CPU and GPU Floating point anomaly

Hi friends

We have a CPU C++ program giving floating point output A
A CUDA C++ port of the CPU C++ program was developed on TESLA C1060 GPU giving floating point output B .

We are getting outputs A and B matching upto only one digit after decimal point.

Please tell us what we should do to get better matching outputs of A and B for more than 6 digits after decimal point.

regards
Team

What is the precision of the GPU code?

double precision for GPU and CPU code

How many significant digits are in front of the decimal point? how many of these match?

You can get error accumulating when you add (or some other operation) two numbers a and b and a/b is of the same order as the precision. But for the double precision you would have to have about 1 billion operations to have so much error accumulating.

I would recommend reading the following whitepaper, if you haven’t had the chance to do so:

[url]http://developer.download.nvidia.com/assets/cuda/files/NVIDIA-CUDA-Floating-Point.pdf[/url]

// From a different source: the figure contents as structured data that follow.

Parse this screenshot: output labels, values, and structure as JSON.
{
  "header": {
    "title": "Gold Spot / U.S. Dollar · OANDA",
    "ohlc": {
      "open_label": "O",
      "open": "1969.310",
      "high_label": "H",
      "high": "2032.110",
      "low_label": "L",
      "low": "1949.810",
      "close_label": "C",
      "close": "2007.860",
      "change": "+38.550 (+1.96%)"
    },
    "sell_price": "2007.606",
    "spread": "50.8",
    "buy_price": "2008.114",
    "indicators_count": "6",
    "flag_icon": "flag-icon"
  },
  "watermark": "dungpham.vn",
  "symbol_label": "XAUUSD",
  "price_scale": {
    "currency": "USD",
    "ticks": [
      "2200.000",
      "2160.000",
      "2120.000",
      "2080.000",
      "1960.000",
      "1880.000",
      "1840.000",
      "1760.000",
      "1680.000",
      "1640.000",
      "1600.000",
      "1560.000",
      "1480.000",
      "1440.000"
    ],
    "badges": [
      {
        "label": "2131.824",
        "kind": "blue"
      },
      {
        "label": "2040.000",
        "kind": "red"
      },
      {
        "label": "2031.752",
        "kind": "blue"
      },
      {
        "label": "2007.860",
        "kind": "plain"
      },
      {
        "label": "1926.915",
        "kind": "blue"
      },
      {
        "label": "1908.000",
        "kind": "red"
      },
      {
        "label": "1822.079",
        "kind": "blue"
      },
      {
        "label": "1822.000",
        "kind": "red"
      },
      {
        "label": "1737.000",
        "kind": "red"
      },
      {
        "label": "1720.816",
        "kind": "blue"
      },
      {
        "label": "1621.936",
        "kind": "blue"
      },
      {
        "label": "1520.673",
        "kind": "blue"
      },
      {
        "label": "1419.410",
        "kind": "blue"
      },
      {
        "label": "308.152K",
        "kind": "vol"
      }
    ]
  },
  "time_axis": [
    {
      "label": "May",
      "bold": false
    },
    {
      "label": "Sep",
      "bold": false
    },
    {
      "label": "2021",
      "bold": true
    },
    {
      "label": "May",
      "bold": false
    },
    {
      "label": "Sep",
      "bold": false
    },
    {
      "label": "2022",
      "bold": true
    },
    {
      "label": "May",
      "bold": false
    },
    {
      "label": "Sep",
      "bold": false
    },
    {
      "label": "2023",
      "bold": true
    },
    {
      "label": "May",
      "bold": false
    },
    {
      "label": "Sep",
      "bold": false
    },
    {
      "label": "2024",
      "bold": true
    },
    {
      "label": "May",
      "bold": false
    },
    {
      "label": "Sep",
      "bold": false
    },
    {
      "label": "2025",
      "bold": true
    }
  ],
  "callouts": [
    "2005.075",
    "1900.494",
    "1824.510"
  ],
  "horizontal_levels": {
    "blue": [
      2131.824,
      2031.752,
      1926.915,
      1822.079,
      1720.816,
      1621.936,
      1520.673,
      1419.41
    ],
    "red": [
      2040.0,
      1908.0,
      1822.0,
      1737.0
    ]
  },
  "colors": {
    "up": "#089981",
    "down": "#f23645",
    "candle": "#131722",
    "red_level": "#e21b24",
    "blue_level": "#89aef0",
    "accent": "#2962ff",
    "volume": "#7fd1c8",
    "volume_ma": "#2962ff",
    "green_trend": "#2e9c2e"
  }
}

Not knowing anything about the code other than that it is double-precision code, the most likely cause for numerical discrepancies between CPU and GPU would be the merging of double-precision multiplication and addition into double-precision FMA (fused multiply add). You can turn that off by passing -fmad=false to nvcc, but this will likely reduce the accuracy and performance of the GPU code. Generally speaking, the use of FMA typically improves accuracy by reducing rounding and providing some protection from subtractive cancellation.

I am not exactly sure what you mean by “matching to within one digit after the decimal point”. Can you show an example pair of results? How many digits are there altogether, and how many match?

Depending how big the numerical differences are, they could also be due to a bug in the code. Other than a careful review of the code, make sure that the code checks the status of all CUDA API calls and kernel launches, and run the program under cuda-memcheck. Please be aware that on an sm_13 device it will be able to provide only very limited checking due to hardware limitations.

Hello,

In this blog:
https://developer.nvidia.com/content/everything-you-ever-wanted-know-about-floating-point-were-afraid-ask?display[%24ne]=defaultcluster-managementtegra-hardware-sales-inquiriesrdp%2Fnsight-visual-studio-edition-registered-developer-program
there is a link to an article describing how the numbers are kept in gpu and how you can evaluate the rounding error for 1 operation, though if the rounding is the problem you would have to have many operations to get to such big difference.

In one of my codes there was a difference in the numbers from gpu compared to the cpu, after many hours spent on ‘fixing’ the gpu part it turned out that the cpu part had a mistake.

Another problem I had on the same code was the addition of 2 numbers (x position + size of system) -0.000xxx + 650.xxxx was giving on the gpu aloways 650.xxxx. This is in fact a precision problem since the small number divided by the large number is app the the same as the precision of float numbers. We fixed this by shifting the box with half of the size of the box so that we alwys add or substract number of similar size and the precision lost is minimum.

njuffa

GPU output
1.9148892009282

CPU output
1.9023344567543

The cuda program has only double precision code and CPU serial code too is only double precision data.

How am I to solve the anomaly in above outputs ?

if the code has operations like

a += b*(c+d)+r1*(h+4)*u+y(u+5)

My program in C++ as the following sample code

for(eln=0;eln<12;eln++)
{
vol[eln]delt0.5uub1[eln]b1[eln]+uvb1[eln]c1[eln]+uwb1[eln]d1[eln]+uvc1[eln]b1[eln]+vvc1[eln]c1[eln]+vwc1[eln]d1[eln]+uwd1[eln]b1[eln]+vwd1[eln]c1[eln]+wwd1[eln]*d1[eln])

rhsw[n4]=rhsw[n4]+(adv[4][1]+upw[4][1]+anuef*ak41)wvel[n1]+
(adv[4][2]+upw[4][2]+anuef
ak42)wvel[n2]+
(adv[4][3]+upw[4][3]+anuef
ak43)wvel[n3]+
(adv[4][4]+upw[4][4]+anuef
ak44)*wvel[n4]+sw;
dux=b1[eln]*uvel[n1]+b2[eln]*uvel[n2]+b3[eln]*uvel[n3]+b4[eln]*uvel[n4];
}

for(int i=1;i<=nodes;i++)
{

			uvel[i]=uvel[i]-delt*rhsu[i]/eml[i];

}

after porting to cuda

i am getting

GPU output
1.9148892009282

CPU output
1.9023344567543

difference

how to get matching results ?

Differences at this level suggest you have a numerical stability problem. I would first compare to a quad-precision CPU implementation to estimate the error of both of the double precision calculations. You may find the GPU calculation is more precision simply due to changes in the order of operations.

Unfortunately, then you need to think carefully about how numerical error accumulates in your equations. Summations and differences with many terms can rapidly reduce the precision of an answer.

Some of my colleagues used software as Mathematica where the precision could be set arbitrary high. This way they could check different to do the operations in order to minimize the rounding error.